But I am having great difficulty believing in what I am seeing.
For reasons I can't fully fathom, I was able to accept the 2004 Indonesian quake and tsunami as fact in a way I can't yet with Japan's horror. The same ease of acceptance was true with Haiti's nightmare. 'Connecting' with the cruel reality of those earlier disasters and empathizing with the victims came quickly, but I am struggling to believe this new one.
Maybe it's that Japan is so connected with my daily life: my wife drives her Toyota; I ride my Kawasaki; we spool up the Sony Blu-Ray for entertainment. Perhaps I'll strum my made-in-Japan Fender Telecaster, or dust off the Yamaha upright that's been lonely since the kids abandoned their lessons.
Maybe I'll tune in to the motorcycle races to see if Suzuki has anything competitive this year. Or perhaps I'll look again at the Japanese art my wife's cousin creates so well after years of study in Japan.
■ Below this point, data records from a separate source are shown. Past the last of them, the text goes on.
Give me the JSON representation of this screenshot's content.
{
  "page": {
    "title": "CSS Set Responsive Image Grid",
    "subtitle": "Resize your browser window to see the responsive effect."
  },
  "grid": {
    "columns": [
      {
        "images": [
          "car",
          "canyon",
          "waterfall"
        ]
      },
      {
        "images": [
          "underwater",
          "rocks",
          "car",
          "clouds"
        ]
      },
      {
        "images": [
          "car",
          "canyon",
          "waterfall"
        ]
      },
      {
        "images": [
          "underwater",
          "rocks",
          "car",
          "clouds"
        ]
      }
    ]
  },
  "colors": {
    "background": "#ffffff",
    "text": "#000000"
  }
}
Japan and things Japanese permeate our lives. We are They, and They are Us. A culture apart yet entwined irrevocably. Their disaster is ours in a way that feels surreal.
But perhaps when I can bear to examine it closely, I'll find the reason I fear to absorb this reality is that I don't want to feel the anguish of empathy. What has happened in Japan is so real I want it not to be real. How else could I pull up behind a Honda in traffic and not cry?